Biology and Pathophysiology

The body absorbs 10% (1 to 2 mg) of the iron encountered in dietary sources each day, but has no efficient means of rapidly eliminating excess iron, other than loss of blood. Iron absorption is regulated in the GI tract at the initial part of the small intestine called the duodenum, which lies just beyond the stomach in the digestive tract (Murray 2003; Heli 2011; Geissler 2011).

Following absorption, iron is normally bound to specific storage or transport proteins when not in use; this limits the possibility of excess free iron catalyzing generation of damaging free radicals. Iron travels through the bloodstream bound to transferrin (an iron transport protein).

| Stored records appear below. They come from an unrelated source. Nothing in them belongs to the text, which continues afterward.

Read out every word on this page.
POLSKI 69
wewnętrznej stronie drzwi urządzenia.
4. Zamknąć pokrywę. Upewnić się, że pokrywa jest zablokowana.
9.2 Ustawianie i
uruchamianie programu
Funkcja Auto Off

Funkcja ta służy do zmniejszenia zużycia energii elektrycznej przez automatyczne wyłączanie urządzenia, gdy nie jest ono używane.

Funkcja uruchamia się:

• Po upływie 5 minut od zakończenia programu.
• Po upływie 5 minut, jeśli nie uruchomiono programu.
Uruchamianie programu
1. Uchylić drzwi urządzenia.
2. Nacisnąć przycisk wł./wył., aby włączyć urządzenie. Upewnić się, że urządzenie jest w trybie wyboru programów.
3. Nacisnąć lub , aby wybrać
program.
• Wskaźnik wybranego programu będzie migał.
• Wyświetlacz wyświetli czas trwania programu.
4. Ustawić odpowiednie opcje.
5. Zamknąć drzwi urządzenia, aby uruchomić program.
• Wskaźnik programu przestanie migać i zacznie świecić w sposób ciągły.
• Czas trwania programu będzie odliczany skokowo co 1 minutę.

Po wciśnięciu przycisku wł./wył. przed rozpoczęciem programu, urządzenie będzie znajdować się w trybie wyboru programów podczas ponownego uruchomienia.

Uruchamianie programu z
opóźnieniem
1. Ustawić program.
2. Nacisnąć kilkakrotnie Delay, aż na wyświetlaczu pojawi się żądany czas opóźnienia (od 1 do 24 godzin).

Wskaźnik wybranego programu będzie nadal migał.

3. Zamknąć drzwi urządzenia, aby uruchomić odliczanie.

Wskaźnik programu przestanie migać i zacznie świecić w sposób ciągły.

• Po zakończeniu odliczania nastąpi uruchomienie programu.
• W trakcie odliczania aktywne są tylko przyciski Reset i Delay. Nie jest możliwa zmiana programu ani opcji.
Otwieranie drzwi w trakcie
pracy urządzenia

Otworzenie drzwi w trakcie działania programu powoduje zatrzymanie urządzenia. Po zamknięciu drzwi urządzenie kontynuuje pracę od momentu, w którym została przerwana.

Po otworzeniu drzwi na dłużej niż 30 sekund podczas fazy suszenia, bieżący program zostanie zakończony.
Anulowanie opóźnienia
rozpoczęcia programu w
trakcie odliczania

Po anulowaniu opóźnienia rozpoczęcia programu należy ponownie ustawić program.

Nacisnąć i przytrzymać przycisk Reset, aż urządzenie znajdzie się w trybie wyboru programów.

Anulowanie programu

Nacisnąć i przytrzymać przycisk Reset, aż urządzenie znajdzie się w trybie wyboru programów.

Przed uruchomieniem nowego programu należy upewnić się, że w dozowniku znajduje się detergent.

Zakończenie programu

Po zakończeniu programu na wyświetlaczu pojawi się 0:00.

Cells that require iron (e.g., red blood cells) express a transferrin receptor on their surface, which captures circulating transferrin and pulls it into the cell, causing it to release the bound iron.

Iron, in excess of what is needed to satisfy metabolic demand, is stored bound to the iron storage protein ferritin (Geissler 2011; Fisher 2007).

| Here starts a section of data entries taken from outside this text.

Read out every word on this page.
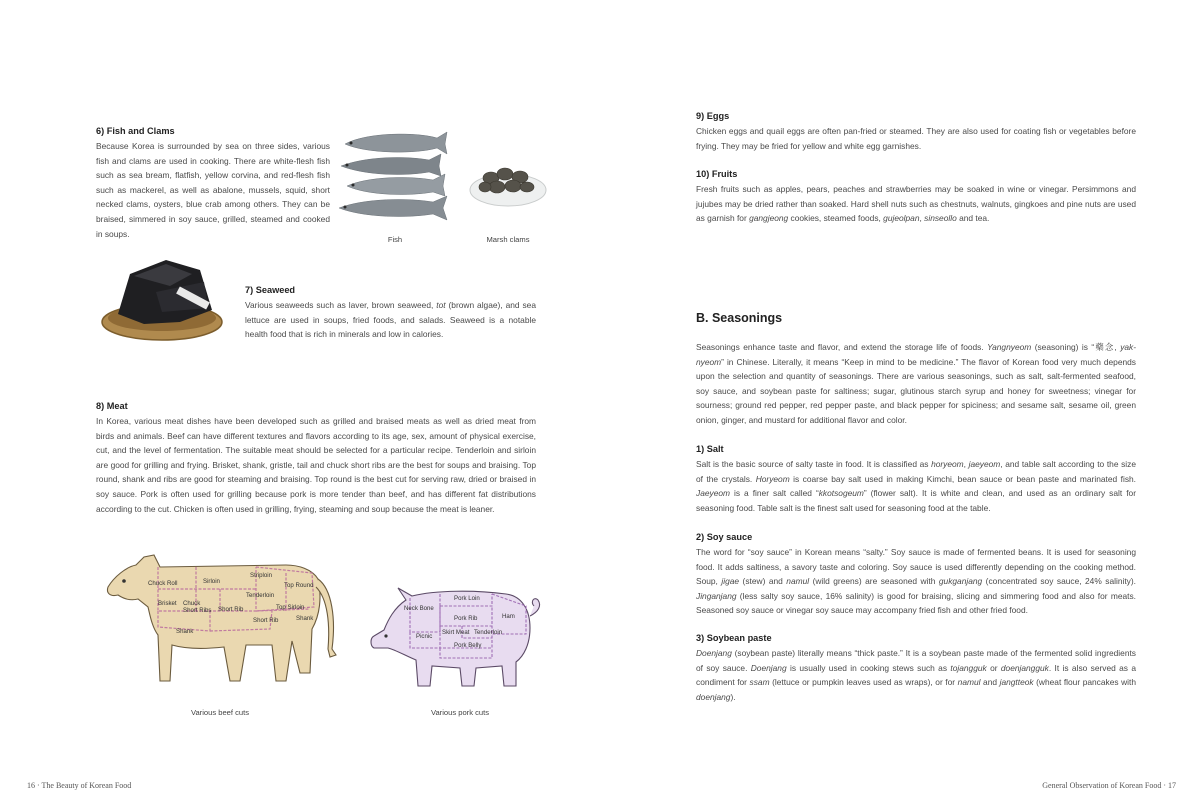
6) Fish and Clams

Because Korea is surrounded by sea on three sides, various fish and clams are used in cooking. There are white-flesh fish such as sea bream, flatfish, yellow corvina, and red-flesh fish such as mackerel, as well as abalone, mussels, squid, short necked clams, oysters, blue crab among others. They can be braised, simmered in soy sauce, grilled, steamed and cooked in soups.

Fish	Marsh clams
7) Seaweed

Various seaweeds such as laver, brown seaweed, tot (brown algae), and sea lettuce are used in soups, fried foods, and salads. Seaweed is a notable health food that is rich in minerals and low in calories.

8) Meat

In Korea, various meat dishes have been developed such as grilled and braised meats as well as dried meat from birds and animals. Beef can have different textures and flavors according to its age, sex, amount of physical exercise, cut, and the level of fermentation. The suitable meat should be selected for a particular recipe. Tenderloin and sirloin are good for grilling and frying. Brisket, shank, gristle, tail and chuck short ribs are the best for soups and braising. Top round, shank and ribs are good for steaming and braising. Top round is the best cut for serving raw, dried or braised in soy sauce. Pork is often used for grilling because pork is more tender than beef, and has different fat distributions according to the cut. Chicken is often used in grilling, frying, steaming and soup because the meat is leaner.

Chuck Roll	Sirloin
Striploin
Top Round
Tenderloin
Brisket Chuck
Short Ribs Short Rib	Top Sirloin
Shank
Short Rib
Shank
Various beef cuts
Pork Loin
Neck Bone
Ham
Pork Rib
Picnic
Skirt Meat Tenderloin
Pork Belly
Various pork cuts
16 · The Beauty of Korean Food
9) Eggs

Chicken eggs and quail eggs are often pan-fried or steamed. They are also used for coating fish or vegetables before frying. They may be fried for yellow and white egg garnishes.

10) Fruits

Fresh fruits such as apples, pears, peaches and strawberries may be soaked in wine or vinegar. Persimmons and jujubes may be dried rather than soaked. Hard shell nuts such as chestnuts, walnuts, gingkoes and pine nuts are used as garnish for gangjeong cookies, steamed foods, gujeolpan, sinseollo and tea.

B. Seasonings

Seasonings enhance taste and flavor, and extend the storage life of foods. Yangnyeom (seasoning) is “藥念, yak-nyeom” in Chinese. Literally, it means “Keep in mind to be medicine.” The flavor of Korean food very much depends upon the selection and quantity of seasonings. There are various seasonings, such as salt, salt-fermented seafood, soy sauce, and soybean paste for saltiness; sugar, glutinous starch syrup and honey for sweetness; vinegar for sourness; ground red pepper, red pepper paste, and black pepper for spiciness; and sesame salt, sesame oil, green onion, ginger, and mustard for additional flavor and color.

1) Salt

Salt is the basic source of salty taste in food. It is classified as horyeom, jaeyeom, and table salt according to the size of the crystals. Horyeom is coarse bay salt used in making Kimchi, bean sauce or bean paste and marinated fish. Jaeyeom is a finer salt called “kkotsogeum” (flower salt). It is white and clean, and used as an ordinary salt for seasoning food. Table salt is the finest salt used for seasoning food at the table.

2) Soy sauce

The word for “soy sauce” in Korean means “salty.” Soy sauce is made of fermented beans. It is used for seasoning food. It adds saltiness, a savory taste and coloring. Soy sauce is used differently depending on the cooking method. Soup, jigae (stew) and namul (wild greens) are seasoned with gukganjang (concentrated soy sauce, 24% salinity). Jinganjang (less salty soy sauce, 16% salinity) is good for braising, slicing and simmering food and also for meats. Seasoned soy sauce or vinegar soy sauce may accompany fried fish and other fried food.

3) Soybean paste

Doenjang (soybean paste) literally means “thick paste.” It is a soybean paste made of the fermented solid ingredients of soy sauce. Doenjang is usually used in cooking stews such as tojangguk or doenjangguk. It is also served as a condiment for ssam (lettuce or pumpkin leaves used as wraps), or for namul and jangtteok (wheat flour pancakes with doenjang).

General Observation of Korean Food · 17
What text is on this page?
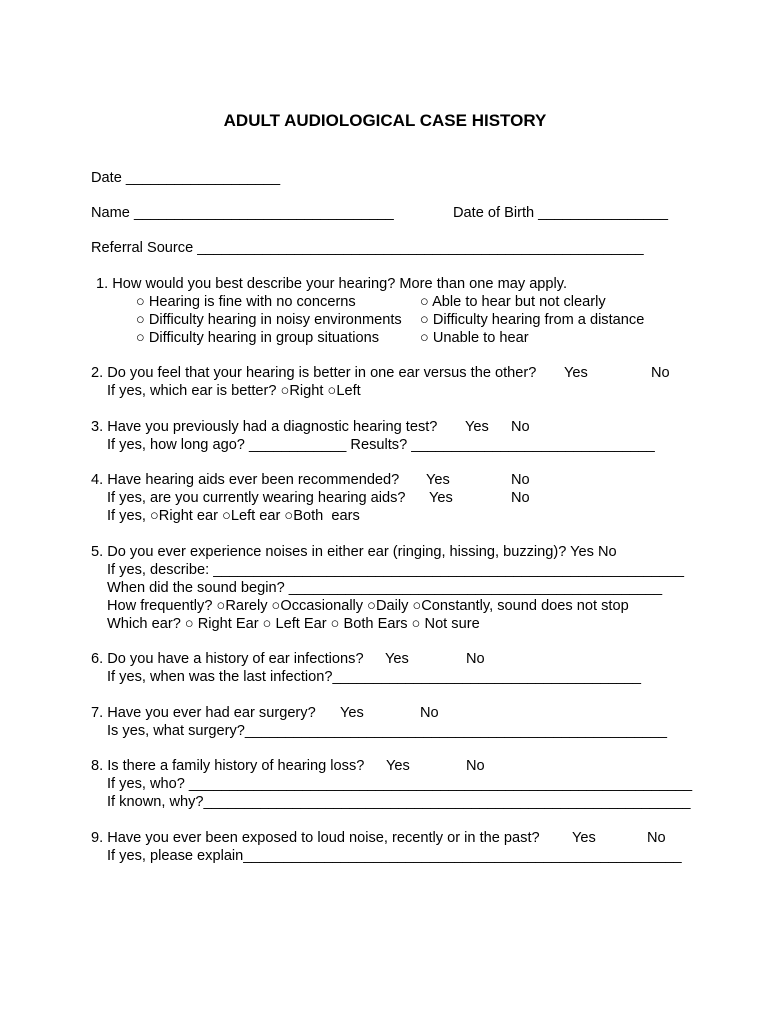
ADULT AUDIOLOGICAL CASE HISTORY
Date ___________________
Name ________________________________	Date of Birth ________________
Referral Source _______________________________________________________
1. How would you best describe your hearing? More than one may apply.
○ Hearing is fine with no concerns
○ Difficulty hearing in noisy environments
○ Difficulty hearing in group situations
○ Able to hear but not clearly
○ Difficulty hearing from a distance
○ Unable to hear
2. Do you feel that your hearing is better in one ear versus the other? Yes	No
If yes, which ear is better? ○Right ○Left
3. Have you previously had a diagnostic hearing test? Yes No
If yes, how long ago? ____________ Results? ______________________________
4. Have hearing aids ever been recommended? Yes	No
If yes, are you currently wearing hearing aids? Yes	No
If yes, ○Right ear ○Left ear ○Both  ears
5. Do you ever experience noises in either ear (ringing, hissing, buzzing)? Yes No
If yes, describe: __________________________________________________________
When did the sound begin? ______________________________________________
How frequently? ○Rarely ○Occasionally ○Daily ○Constantly, sound does not stop
Which ear? ○ Right Ear ○ Left Ear ○ Both Ears ○ Not sure
6. Do you have a history of ear infections? Yes	No
If yes, when was the last infection?______________________________________
7. Have you ever had ear surgery? Yes	No
Is yes, what surgery?____________________________________________________
8. Is there a family history of hearing loss? Yes	No
If yes, who? ______________________________________________________________
If known, why?____________________________________________________________
9. Have you ever been exposed to loud noise, recently or in the past? Yes	No
If yes, please explain______________________________________________________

Both ferritin and transferrin are used as blood markers to monitor iron load (see Diagnosis below).

Iron overload results from an elevated total body iron pool. There are primary (inherited) and secondary (acquired) causes of iron overload; many involve dysregulation of iron absorption from the gut. However, iron overload secondary to repeated blood transfusions can occur in patients with certain types of anemia (Pietrangelo 2010; Heli 2011).

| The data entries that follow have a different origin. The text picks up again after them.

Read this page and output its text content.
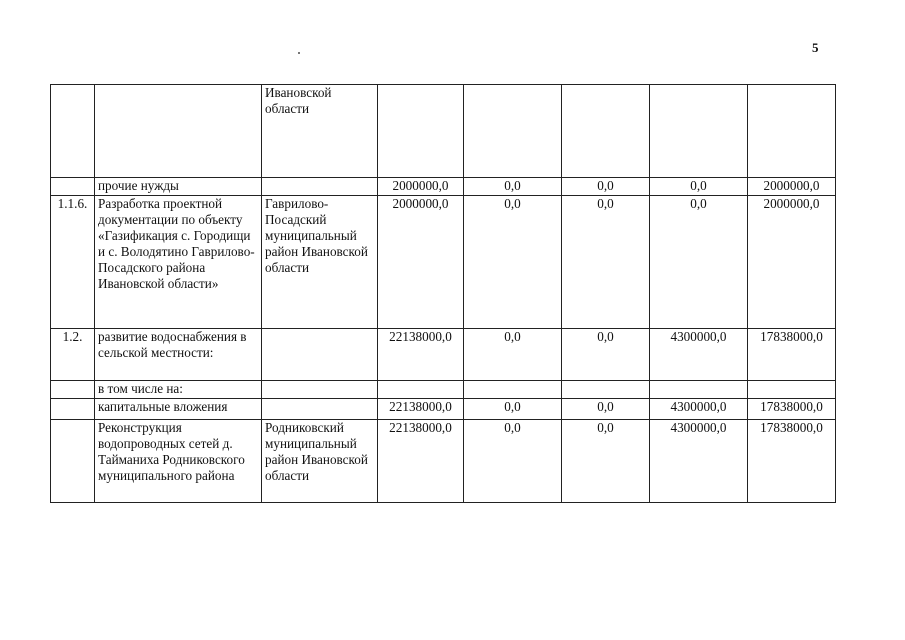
5
		Ивановской области					
	прочие нужды		2000000,0	0,0	0,0	0,0	2000000,0
1.1.6.	Разработка проектной документации по объекту «Газификация с. Городищи и с. Володятино Гаврилово-Посадского района Ивановской области»	Гаврилово-Посадский муниципальный район Ивановской области	2000000,0	0,0	0,0	0,0	2000000,0
1.2.	развитие водоснабжения в сельской местности:		22138000,0	0,0	0,0	4300000,0	17838000,0
	в том числе на:						
	капитальные вложения		22138000,0	0,0	0,0	4300000,0	17838000,0
	Реконструкция водопроводных сетей д. Тайманиха Родниковского муниципального района	Родниковский муниципальный район Ивановской области	22138000,0	0,0	0,0	4300000,0	17838000,0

Despite its many important metabolic roles, iron is a potent free-radical generator. Damaging reactive oxygen species are constantly produced during cellular energy generation. Antioxidant enzymes (e.g., superoxide dismutase and catalase) normally eliminate these pro-oxidant compounds, sparing cells from oxidative damage. Iron, however, can readily convert these reactive oxygen species into damaging hydroxyl radicals that are not cleared by antioxidant enzymes. Hydroxyl radicals can damage DNA and cellular proteins, as well as decrease the integrity of cellular membranes (Marx 1996; Emerit 2001; Heli 2011). Iron balance (homeostasis) in humans is predominantly controlled by limiting intestinal absorption, as well as efficient recycling of the body pool because virtually no iron is excreted (Heli 2011). Iron is unique among dietary nutrients in that both iron deficiency and iron excess are relatively common health concerns; in fact, iron deficiency or overload is a question of a few milligrams of iron (Heli 2011; Cogswell 2009; Fleming 2001).

Iron balance is regulated by the peptide hormone hepcidin (Pigeon 2001). Hepcidin, produced by the liver in response to high iron stores or inflammation, travels though the blood stream to the intestines where it reduces iron absorption. It is thought both genetic and acquired causes of iron overload may share a common mechanism of low hepcidin production (Siddique 2012).

Normal iron absorption (1-2 mg/day) and dysregulated iron absorption differ by only a few milligrams each day, yet this is sufficient to outpace iron loss - approximately 1 mg/day in adult men - which occurs very slowly through the sloughing of gastrointestinal and skin cells (Heli 2011; Murray 2003).

As the total body iron pool rises, its levels exceed the capacity of iron storage and transport proteins (ferritin and transferrin, respectively) to keep it safely bound (Brissot 2012). Increased levels of non-transferrin bound iron in the blood can enter cells, thus increasing free cellular iron levels. It is this free iron that is available for generating free radicals within cells, and is responsible for the cellular and tissue toxicities characteristic of iron overload (Brissot 2012).